By taking care to incorporate what you already know about the data, you can achieve the best possible results. After all, strong, affordable AI does not replace your expertise but retains and builds upon it.

The same is true when teaching AI to extrapolate patterns into extreme situations it hasn’t encountered before.

This time, let’s say a supermarket is forecasting the number of deliveries it will make in a week and is using an intricate machine learning model to provide this forecast. Many such models will perform well when given inputs that are similar or within similar ranges to those already seen. But they may become unpredictable or unsuitable when you go beyond the kinds of scenarios the model was trained on.

For instance, the waters become muddied once the AI is put into a scenario for which you don’t have any data yet, such as being in a new town, or delivering to twice as many customers as normal. An AI not built with this kind of use in mind may perform poorly in these scenarios and may provide unreliable estimations.

If you’re going to want an AI to perform in these uncharted territories, this will fundamentally affect how you build it. You need to consider what kinds of patterns it’s assuming, preparing it to extrapolate beyond where it has any previous observations or data to work from. In other words, it’s a design-time decision to build an AI that extrapolates in a reasonable and useful fashion.

3- Feed your AI high-quality data

AI arises from teasing out given kinds of patterns from a given cache of data. The more general the patterns are, the wider the possibilities of the AI become. But not only does this mean you need more data, it may also become more of a black box, an AI with opaque inner workings.

AI only knows what you tell it, meaning it only knows the data you give it and the assumptions it makes about how that data behaves. The more relevant the data is to the task at hand, the more reliable the conclusions.

Say a beverage company is launching a new drink. They won’t have any data, related to purchasing behaviour, on that particular drink pre-launch. But they will have sales pattern data from other drinks they’ve sold. It is these historical patterns that the AI can work with.

The same can even be applied to a young company that doesn’t have any historical data at all. It’s about finding ways to incorporate what you do know from sources like market research and giving as much relevant data as you can to the AI.

It’s not as simple as just drowning the AI in any old data, though. It needs to be useful data.
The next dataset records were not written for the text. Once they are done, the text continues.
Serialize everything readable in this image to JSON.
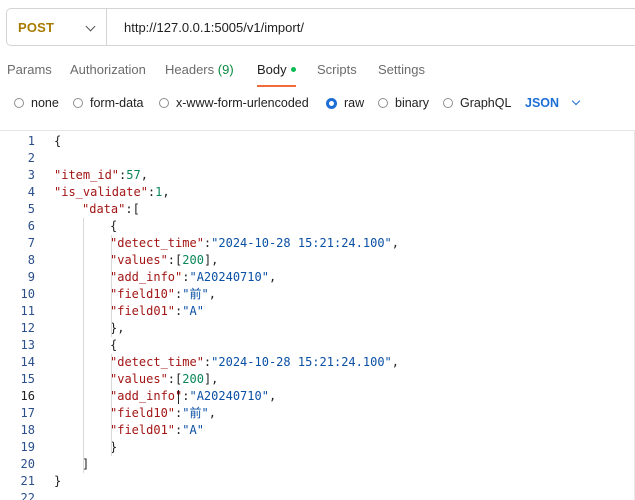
{
  "request": {
    "method": "POST",
    "url": "http://127.0.0.1:5005/v1/import/"
  },
  "tabs": [
    {
      "label": "Params"
    },
    {
      "label": "Authorization"
    },
    {
      "label": "Headers",
      "count": "(9)"
    },
    {
      "label": "Body",
      "active": true
    },
    {
      "label": "Scripts"
    },
    {
      "label": "Settings"
    }
  ],
  "body_types": [
    {
      "label": "none",
      "checked": false
    },
    {
      "label": "form-data",
      "checked": false
    },
    {
      "label": "x-www-form-urlencoded",
      "checked": false
    },
    {
      "label": "raw",
      "checked": true
    },
    {
      "label": "binary",
      "checked": false
    },
    {
      "label": "GraphQL",
      "checked": false
    }
  ],
  "format": "JSON",
  "colors": {
    "method": "#a77a00",
    "accent_underline": "#f26b3a",
    "body_dot": "#0cbb52",
    "radio_checked": "#1d6ed6",
    "json_key": "#a31515",
    "json_string": "#0a50a5",
    "json_number": "#098658"
  },
  "editor": {
    "current_line": "16",
    "lines": [
      {
        "n": "1",
        "text": "{"
      },
      {
        "n": "2",
        "text": ""
      },
      {
        "n": "3",
        "text": "\"item_id\":57,"
      },
      {
        "n": "4",
        "text": "\"is_validate\":1,"
      },
      {
        "n": "5",
        "text": "\"data\":["
      },
      {
        "n": "6",
        "text": "{"
      },
      {
        "n": "7",
        "text": "\"detect_time\":\"2024-10-28 15:21:24.100\","
      },
      {
        "n": "8",
        "text": "\"values\":[200],"
      },
      {
        "n": "9",
        "text": "\"add_info\":\"A20240710\","
      },
      {
        "n": "10",
        "text": "\"field10\":\"前\","
      },
      {
        "n": "11",
        "text": "\"field01\":\"A\""
      },
      {
        "n": "12",
        "text": "},"
      },
      {
        "n": "13",
        "text": "{"
      },
      {
        "n": "14",
        "text": "\"detect_time\":\"2024-10-28 15:21:24.100\","
      },
      {
        "n": "15",
        "text": "\"values\":[200],"
      },
      {
        "n": "16",
        "text": "\"add_info\":\"A20240710\","
      },
      {
        "n": "17",
        "text": "\"field10\":\"前\","
      },
      {
        "n": "18",
        "text": "\"field01\":\"A\""
      },
      {
        "n": "19",
        "text": "}"
      },
      {
        "n": "20",
        "text": "]"
      },
      {
        "n": "21",
        "text": "}"
      },
      {
        "n": "22",
        "text": ""
      }
    ]
  }
}
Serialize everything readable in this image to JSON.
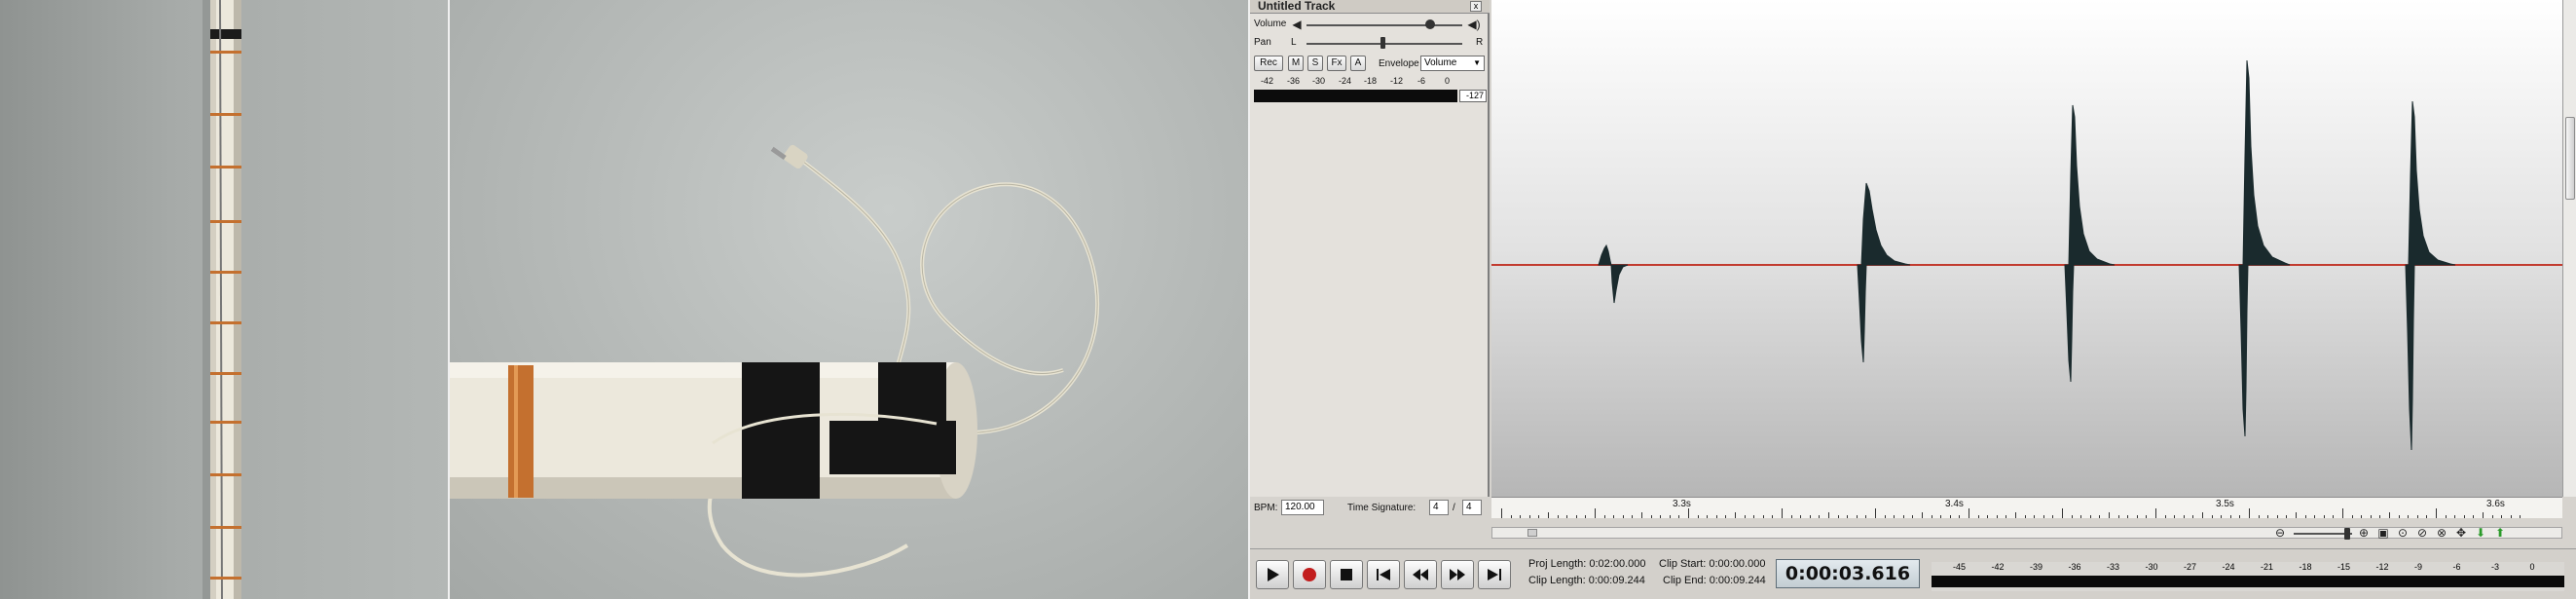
{
  "track": {
    "title": "Untitled Track",
    "close_glyph": "x",
    "volume_label": "Volume",
    "pan_label": "Pan",
    "pan_left": "L",
    "pan_right": "R",
    "buttons": {
      "rec": "Rec",
      "mute": "M",
      "solo": "S",
      "fx": "Fx",
      "automation": "A"
    },
    "envelope_label": "Envelope",
    "envelope_value": "Volume",
    "meter_ticks": [
      "-42",
      "-36",
      "-30",
      "-24",
      "-18",
      "-12",
      "-6",
      "0"
    ],
    "meter_value": "-127"
  },
  "bpm": {
    "label": "BPM:",
    "value": "120.00"
  },
  "time_signature": {
    "label": "Time Signature:",
    "numerator": "4",
    "separator": "/",
    "denominator": "4"
  },
  "ruler": {
    "labels": [
      "3.3s",
      "3.4s",
      "3.5s",
      "3.6s"
    ]
  },
  "project": {
    "proj_length": "Proj Length: 0:02:00.000",
    "clip_length": "Clip Length: 0:00:09.244",
    "clip_start": "Clip Start: 0:00:00.000",
    "clip_end": "Clip End: 0:00:09.244",
    "current_time": "0:00:03.616"
  },
  "output_meter": {
    "ticks": [
      "-45",
      "-42",
      "-39",
      "-36",
      "-33",
      "-30",
      "-27",
      "-24",
      "-21",
      "-18",
      "-15",
      "-12",
      "-9",
      "-6",
      "-3",
      "0"
    ]
  },
  "colors": {
    "waveform": "#1a2a2d",
    "baseline": "#c23b2f",
    "tape_copper": "#c4702f",
    "pipe": "#e8e4d8"
  },
  "icons": [
    "play-icon",
    "record-icon",
    "stop-icon",
    "skip-start-icon",
    "rewind-icon",
    "fast-forward-icon",
    "skip-end-icon",
    "zoom-out-icon",
    "zoom-in-icon",
    "speaker-icon"
  ]
}
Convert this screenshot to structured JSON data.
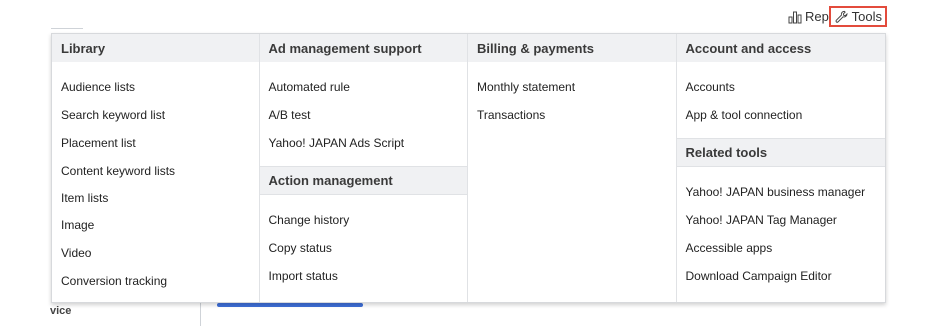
{
  "topbar": {
    "reports_label": "Reports",
    "tools_label": "Tools",
    "accent_color": "#e34b3c"
  },
  "background": {
    "bottom_fragment": "vice"
  },
  "menu": {
    "library": {
      "header": "Library",
      "items": [
        "Audience lists",
        "Search keyword list",
        "Placement list",
        "Content keyword lists",
        "Item lists",
        "Image",
        "Video",
        "Conversion tracking"
      ]
    },
    "ad_management": {
      "header": "Ad management support",
      "items": [
        "Automated rule",
        "A/B test",
        "Yahoo! JAPAN Ads Script"
      ],
      "sub_header": "Action management",
      "sub_items": [
        "Change history",
        "Copy status",
        "Import status"
      ]
    },
    "billing": {
      "header": "Billing & payments",
      "items": [
        "Monthly statement",
        "Transactions"
      ]
    },
    "account": {
      "header": "Account and access",
      "items": [
        "Accounts",
        "App & tool connection"
      ],
      "sub_header": "Related tools",
      "sub_items": [
        "Yahoo! JAPAN business manager",
        "Yahoo! JAPAN Tag Manager",
        "Accessible apps",
        "Download Campaign Editor"
      ]
    }
  }
}
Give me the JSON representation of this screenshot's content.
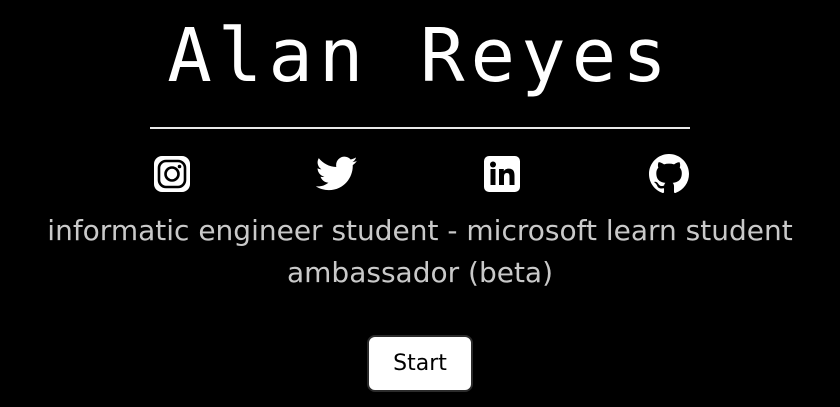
{
  "profile": {
    "name": "Alan Reyes",
    "tagline": "informatic engineer student - microsoft learn student ambassador (beta)"
  },
  "social": [
    {
      "icon": "instagram-icon"
    },
    {
      "icon": "twitter-icon"
    },
    {
      "icon": "linkedin-icon"
    },
    {
      "icon": "github-icon"
    }
  ],
  "cta": {
    "start_label": "Start"
  },
  "colors": {
    "background": "#000000",
    "title": "#ffffff",
    "tagline": "#c9c9c9",
    "button_bg": "#ffffff",
    "button_text": "#000000"
  }
}
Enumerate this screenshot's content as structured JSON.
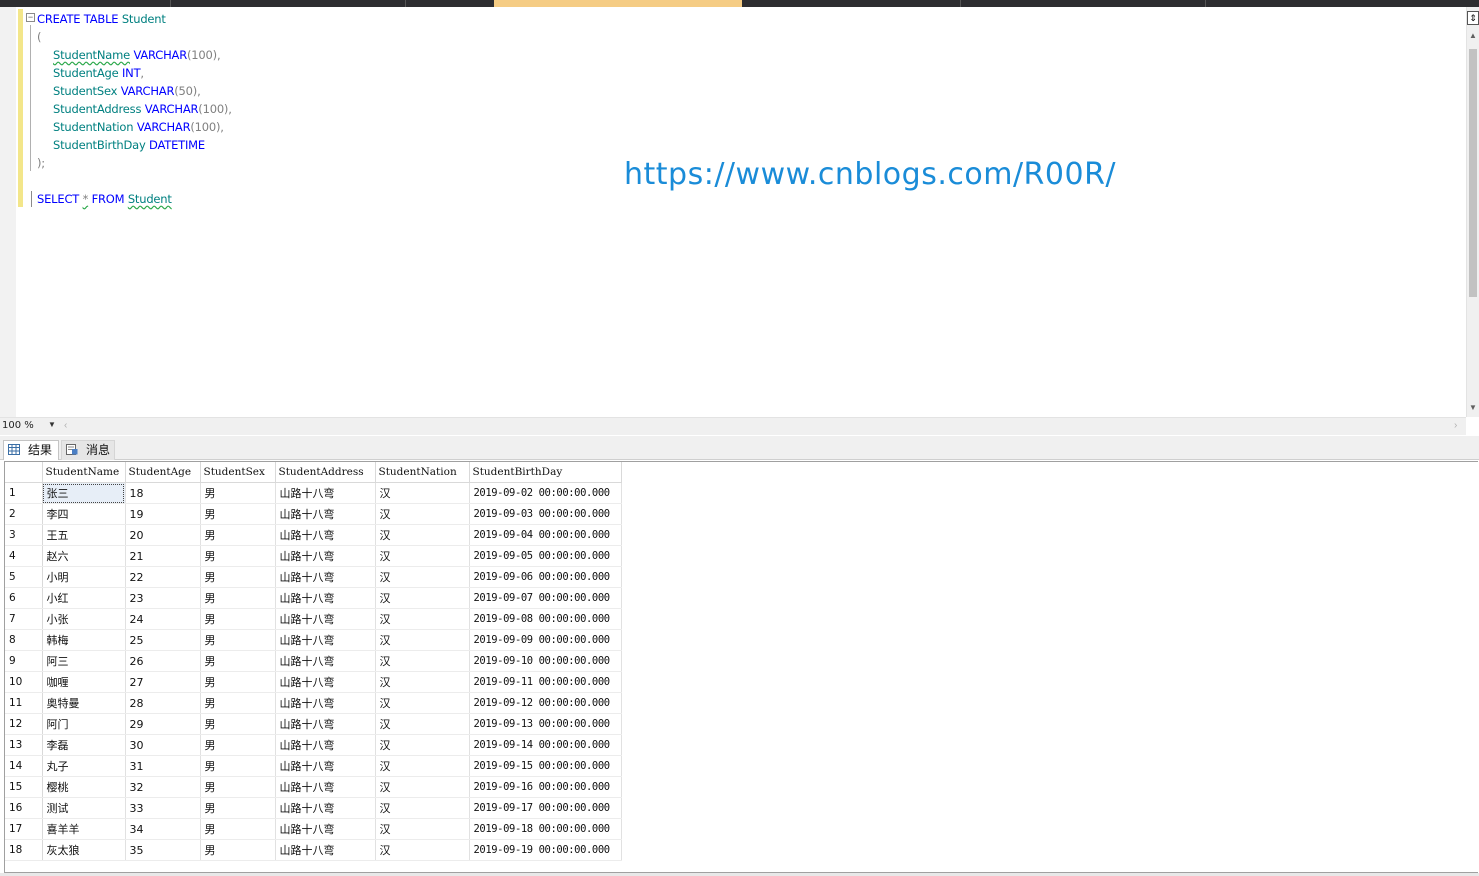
{
  "editor": {
    "lines": [
      [
        [
          "kw",
          "CREATE TABLE "
        ],
        [
          "id",
          "Student"
        ]
      ],
      [
        [
          "pn",
          "("
        ]
      ],
      [
        [
          "id",
          "StudentName",
          "squiggle"
        ],
        [
          "kw",
          " VARCHAR"
        ],
        [
          "pn",
          "(100),"
        ]
      ],
      [
        [
          "id",
          "StudentAge"
        ],
        [
          "kw",
          " INT"
        ],
        [
          "pn",
          ","
        ]
      ],
      [
        [
          "id",
          "StudentSex"
        ],
        [
          "kw",
          " VARCHAR"
        ],
        [
          "pn",
          "(50),"
        ]
      ],
      [
        [
          "id",
          "StudentAddress"
        ],
        [
          "kw",
          " VARCHAR"
        ],
        [
          "pn",
          "(100),"
        ]
      ],
      [
        [
          "id",
          "StudentNation"
        ],
        [
          "kw",
          " VARCHAR"
        ],
        [
          "pn",
          "(100),"
        ]
      ],
      [
        [
          "id",
          "StudentBirthDay"
        ],
        [
          "kw",
          " DATETIME"
        ]
      ],
      [
        [
          "pn",
          ");"
        ]
      ],
      [],
      [
        [
          "kw",
          "SELECT "
        ],
        [
          "pn",
          "*",
          "squiggle"
        ],
        [
          "kw",
          " FROM "
        ],
        [
          "id",
          "Student",
          "squiggle"
        ]
      ]
    ],
    "indent": [
      0,
      0,
      1,
      1,
      1,
      1,
      1,
      1,
      0,
      0,
      0
    ],
    "fold_symbol": "−"
  },
  "watermark": "https://www.cnblogs.com/R00R/",
  "zoom": {
    "value": "100 %"
  },
  "results_tabs": [
    {
      "label": "结果",
      "icon": "grid-icon"
    },
    {
      "label": "消息",
      "icon": "message-icon"
    }
  ],
  "grid": {
    "columns": [
      "StudentName",
      "StudentAge",
      "StudentSex",
      "StudentAddress",
      "StudentNation",
      "StudentBirthDay"
    ],
    "rows": [
      [
        "1",
        "张三",
        "18",
        "男",
        "山路十八弯",
        "汉",
        "2019-09-02 00:00:00.000"
      ],
      [
        "2",
        "李四",
        "19",
        "男",
        "山路十八弯",
        "汉",
        "2019-09-03 00:00:00.000"
      ],
      [
        "3",
        "王五",
        "20",
        "男",
        "山路十八弯",
        "汉",
        "2019-09-04 00:00:00.000"
      ],
      [
        "4",
        "赵六",
        "21",
        "男",
        "山路十八弯",
        "汉",
        "2019-09-05 00:00:00.000"
      ],
      [
        "5",
        "小明",
        "22",
        "男",
        "山路十八弯",
        "汉",
        "2019-09-06 00:00:00.000"
      ],
      [
        "6",
        "小红",
        "23",
        "男",
        "山路十八弯",
        "汉",
        "2019-09-07 00:00:00.000"
      ],
      [
        "7",
        "小张",
        "24",
        "男",
        "山路十八弯",
        "汉",
        "2019-09-08 00:00:00.000"
      ],
      [
        "8",
        "韩梅",
        "25",
        "男",
        "山路十八弯",
        "汉",
        "2019-09-09 00:00:00.000"
      ],
      [
        "9",
        "阿三",
        "26",
        "男",
        "山路十八弯",
        "汉",
        "2019-09-10 00:00:00.000"
      ],
      [
        "10",
        "咖喱",
        "27",
        "男",
        "山路十八弯",
        "汉",
        "2019-09-11 00:00:00.000"
      ],
      [
        "11",
        "奥特曼",
        "28",
        "男",
        "山路十八弯",
        "汉",
        "2019-09-12 00:00:00.000"
      ],
      [
        "12",
        "阿门",
        "29",
        "男",
        "山路十八弯",
        "汉",
        "2019-09-13 00:00:00.000"
      ],
      [
        "13",
        "李磊",
        "30",
        "男",
        "山路十八弯",
        "汉",
        "2019-09-14 00:00:00.000"
      ],
      [
        "14",
        "丸子",
        "31",
        "男",
        "山路十八弯",
        "汉",
        "2019-09-15 00:00:00.000"
      ],
      [
        "15",
        "樱桃",
        "32",
        "男",
        "山路十八弯",
        "汉",
        "2019-09-16 00:00:00.000"
      ],
      [
        "16",
        "测试",
        "33",
        "男",
        "山路十八弯",
        "汉",
        "2019-09-17 00:00:00.000"
      ],
      [
        "17",
        "喜羊羊",
        "34",
        "男",
        "山路十八弯",
        "汉",
        "2019-09-18 00:00:00.000"
      ],
      [
        "18",
        "灰太狼",
        "35",
        "男",
        "山路十八弯",
        "汉",
        "2019-09-19 00:00:00.000"
      ]
    ],
    "selected_cell": [
      0,
      1
    ]
  },
  "colors": {
    "keyword": "#0000ff",
    "identifier": "#008080",
    "punctuation": "#808080",
    "watermark": "#1a8cd8",
    "active_tab": "#f5cc84"
  }
}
The best place to start is to consider what data you already have and what it is you’re looking to achieve.

On one level, building strong and affordable AI is about working with what you’ve got. The decisions you make should be influenced by how you will put that AI to use.

So, depending on your context and resources, you can train a generalist AI on lots of high-quality data, or design the AI to retain and build on your domain expertise, or use transfer learning to make the most of general AI learning. The design-level decisions you make here can, in time, lead to stronger AI-informed decisions for your business.